The restaurant is a joint production between Liberty Entertainment and Italy’s Don Alfonso 1890, which boasts a 100-year history. “They’re fully vested in this,” says Di Donato, as it’s the company’s first North American venture.
To ensure the Canadian outpost meets the Michelin-star restaurant’s stringent guidelines, chef Saverio Macri has spent time in Italy working alongside the father-and-son chef duo. In turn, both Alfonso and Ernesto have spent time here. Both the eight-course tasting menu, priced at $150, and the drinks list are created in Italy. “They’re the Michelin chefs, so I’m not going to question their integrity,” he says.

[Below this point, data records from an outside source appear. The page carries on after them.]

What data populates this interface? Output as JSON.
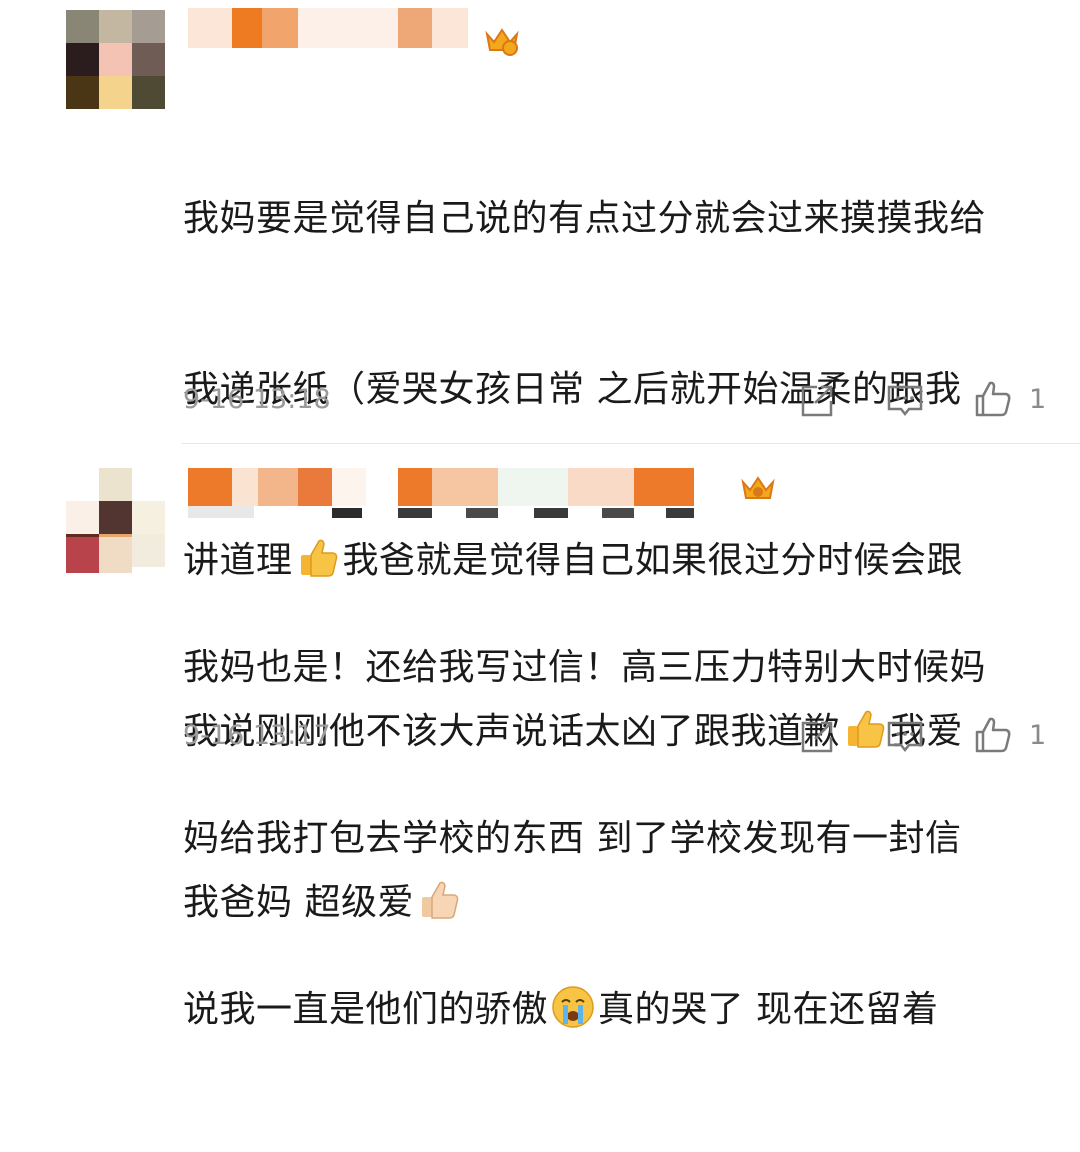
{
  "comments": [
    {
      "text_lines": [
        "我妈要是觉得自己说的有点过分就会过来摸摸我给",
        "我递张纸（爱哭女孩日常 之后就开始温柔的跟我",
        [
          "讲道理",
          "👍",
          "我爸就是觉得自己如果很过分时候会跟"
        ],
        [
          "我说刚刚他不该大声说话太凶了跟我道歉",
          "👍",
          "我爱"
        ],
        [
          "我爸妈 超级爱",
          "👍"
        ]
      ],
      "time": "9-16 13:18",
      "like_count": "1",
      "icons": [
        "repost-icon",
        "comment-icon",
        "like-icon"
      ]
    },
    {
      "text_lines": [
        "我妈也是！还给我写过信！高三压力特别大时候妈",
        "妈给我打包去学校的东西 到了学校发现有一封信",
        [
          "说我一直是他们的骄傲",
          "😭",
          "真的哭了 现在还留着"
        ]
      ],
      "time": "9-16 13:17",
      "like_count": "1",
      "icons": [
        "repost-icon",
        "comment-icon",
        "like-icon"
      ]
    }
  ],
  "colors": {
    "crown": "#f2a818",
    "crown_dark": "#d9781a",
    "icon": "#7a7a7a",
    "time": "#9a9a9a",
    "name_orange": "#ec7a2a"
  }
}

He’s hopeful having a Michelin-style restaurant will make Toronto an even stronger destination. And, for Di Donato, having a strong community is crucial. It’s why, in addition to giving his time to support countless initiatives, his company also donates up to $500,000 annually in sponsorship and support for various charities. He also sits on a number of boards, including St. Michael’s College School, Canada’s Walk of Fame and the TTC. It’s all part of giving back and making the city he grew up in even stronger.
As for the future, what’s left to conquer? “I always have five balls I’m juggling,” quips the award-winning entrepreneur. “It takes time, you look at different niches and then you develop what makes the most sense. I probably won’t do another fine-dining restaurant but I do expect to do more casual-dining and event venues.” Ultimately, he says, you can’t rest on your laurels. “You’ve got to know what’s going on in the city and have your finger on the pulse,” he says.